According to Dawson, reliable estimates put the number of officially recognized religions currently operating in the United States at around 2,500. The U.S. is a very religious society, compared to Europe or Canada, which each currently has only a few dozen new religions. Africa also seems to be a hotbed of new religiosity:


"Africa was the last place to be penetrated by European religion — primarily by Islam and Christianity," says Dawson. "There have been loads of conversions away from native practice, just in the last 100 years. As so often happens, when people convert, they usually combine their animistic beliefs with some elements of Catholicism. In the case of Africa, this has been in the midst of economic upheaval, new diseases and a lot of disruption. It's ripe for new prophets to show up and say, 'I've got the new truth, we're all going to be OK.'"

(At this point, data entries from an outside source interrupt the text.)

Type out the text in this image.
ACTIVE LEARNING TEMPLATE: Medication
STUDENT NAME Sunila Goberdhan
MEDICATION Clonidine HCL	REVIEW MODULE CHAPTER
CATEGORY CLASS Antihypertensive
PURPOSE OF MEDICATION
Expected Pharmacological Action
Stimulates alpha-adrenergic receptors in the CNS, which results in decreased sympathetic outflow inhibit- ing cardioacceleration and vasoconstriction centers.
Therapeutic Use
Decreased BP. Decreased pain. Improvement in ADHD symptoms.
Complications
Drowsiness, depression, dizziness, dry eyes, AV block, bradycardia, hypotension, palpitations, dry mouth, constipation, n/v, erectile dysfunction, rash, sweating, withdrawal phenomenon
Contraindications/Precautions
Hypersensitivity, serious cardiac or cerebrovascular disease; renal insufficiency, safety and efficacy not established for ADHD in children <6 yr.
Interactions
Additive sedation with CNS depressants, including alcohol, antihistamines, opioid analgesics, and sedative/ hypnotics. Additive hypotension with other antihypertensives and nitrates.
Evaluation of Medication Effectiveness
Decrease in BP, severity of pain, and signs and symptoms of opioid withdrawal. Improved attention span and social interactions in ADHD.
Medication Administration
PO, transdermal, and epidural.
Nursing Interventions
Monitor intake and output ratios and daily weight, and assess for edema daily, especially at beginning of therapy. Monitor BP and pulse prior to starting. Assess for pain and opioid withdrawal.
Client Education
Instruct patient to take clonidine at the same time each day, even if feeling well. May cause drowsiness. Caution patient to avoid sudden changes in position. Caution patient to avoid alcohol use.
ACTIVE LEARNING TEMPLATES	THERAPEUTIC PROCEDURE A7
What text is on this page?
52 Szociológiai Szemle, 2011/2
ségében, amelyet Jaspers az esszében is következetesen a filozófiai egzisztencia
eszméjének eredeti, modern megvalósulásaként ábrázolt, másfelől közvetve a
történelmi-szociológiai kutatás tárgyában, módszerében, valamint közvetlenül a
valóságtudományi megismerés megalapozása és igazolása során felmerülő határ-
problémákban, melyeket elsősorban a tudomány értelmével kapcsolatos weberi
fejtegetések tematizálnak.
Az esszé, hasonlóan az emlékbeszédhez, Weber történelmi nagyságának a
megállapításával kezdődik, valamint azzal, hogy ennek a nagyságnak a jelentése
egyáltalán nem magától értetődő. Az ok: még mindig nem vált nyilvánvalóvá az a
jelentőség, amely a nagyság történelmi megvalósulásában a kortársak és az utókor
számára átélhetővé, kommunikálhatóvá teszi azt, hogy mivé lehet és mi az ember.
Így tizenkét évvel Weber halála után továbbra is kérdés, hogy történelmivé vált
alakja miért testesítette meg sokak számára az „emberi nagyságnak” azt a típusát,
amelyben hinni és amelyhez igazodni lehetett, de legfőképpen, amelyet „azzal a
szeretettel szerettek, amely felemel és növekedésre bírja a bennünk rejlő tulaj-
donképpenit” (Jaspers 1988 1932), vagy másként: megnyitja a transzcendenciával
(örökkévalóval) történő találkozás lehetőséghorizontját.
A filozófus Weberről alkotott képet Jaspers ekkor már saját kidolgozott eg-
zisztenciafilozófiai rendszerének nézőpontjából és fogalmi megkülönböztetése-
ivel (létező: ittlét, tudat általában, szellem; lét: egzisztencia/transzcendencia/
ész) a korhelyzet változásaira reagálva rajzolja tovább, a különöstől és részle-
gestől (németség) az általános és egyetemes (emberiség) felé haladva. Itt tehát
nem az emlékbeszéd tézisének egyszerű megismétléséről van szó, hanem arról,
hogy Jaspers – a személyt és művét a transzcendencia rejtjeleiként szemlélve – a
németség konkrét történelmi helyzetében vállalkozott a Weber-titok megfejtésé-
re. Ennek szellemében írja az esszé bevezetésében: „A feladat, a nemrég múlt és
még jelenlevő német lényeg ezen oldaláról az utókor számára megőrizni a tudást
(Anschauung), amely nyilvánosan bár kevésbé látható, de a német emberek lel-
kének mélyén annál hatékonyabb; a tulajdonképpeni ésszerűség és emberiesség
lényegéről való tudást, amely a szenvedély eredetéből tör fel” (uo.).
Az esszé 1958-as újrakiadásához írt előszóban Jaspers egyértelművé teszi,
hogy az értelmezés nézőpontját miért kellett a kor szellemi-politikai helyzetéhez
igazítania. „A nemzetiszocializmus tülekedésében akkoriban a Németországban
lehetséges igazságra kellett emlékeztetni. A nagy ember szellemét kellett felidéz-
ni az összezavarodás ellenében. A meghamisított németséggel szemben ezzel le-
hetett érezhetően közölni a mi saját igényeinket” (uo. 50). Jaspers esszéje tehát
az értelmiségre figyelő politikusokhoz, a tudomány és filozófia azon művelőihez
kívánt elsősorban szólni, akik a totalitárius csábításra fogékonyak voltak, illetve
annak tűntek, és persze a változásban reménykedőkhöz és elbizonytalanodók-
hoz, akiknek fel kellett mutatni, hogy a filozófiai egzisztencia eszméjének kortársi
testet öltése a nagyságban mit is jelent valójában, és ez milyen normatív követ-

This is not to say these new religions are OK with the establishment, though. One back-to-the-land spiritual movement on the island of Borneo called Milah Abraham was in the news in 2017 because its leader, Ahmad Mushaddeq, was jailed for blasphemy in Indonesia for claiming to be the actual son of God. Mushaddeq has over 50,000 followers, and the Indonesian government isn't happy about it — the country recognizes six different religions, but Milah Abraham isn't one of them.


Stricter New Religions Succeed ... Sort Of

If a new spiritual movement makes it out of the awkward beginning stages, if enough people are committed to giving their money and time to the cause, it needs to develop institutionalized control. A rigid hierarchy and clearcut guidelines about the difference between correct and incorrect belief tend to attract true believers and keep out the freeloaders — people who take advantage of the essential do-gooder-ish-ness of a religion without being invested in helping it succeed.

The Church of Scientology is a good example of a new, very successful religion that did a great job in its mid-century beginnings of laying down some clearcut guidelines for the levels of commitment expected of its believers. In return, Scientology promised a new, powerful identity, a better type of salvation than anyone else was offering, as well as prosperity and luck. But as the religion has grown, something new and 100 percent expected happened: the followers of Scientology have begun to want to define the religion for themselves.


"For the first time, Scientology is having to confront sects — Scientologists breaking off from the church but not the religion," Aslan says. "They're seizing for themselves the power to define Scientology for themselves. The church says they aren't allowed to do this, but that's the same argument every religious institution makes. That's what the Vatican said when Luther nailed his Theses to the church door: 'Only we can define what is and isn't Christian.'"

And we know who won that argument.

So, although stricter religions are generally more successful, the five great world religions — Christianity, Judaism, Islam, Buddhism, Hinduism — all have one thing in common: They have made themselves strong enough to survive continual dissension over orthodoxy and evolve with the changing needs of their communities.

"In the U.S., both slave owners and abolitionists used not only the same Bible to justify their argument, they used the exact same verses. When that's the kind of scripture that you have, you know it's going to last," Aslan says.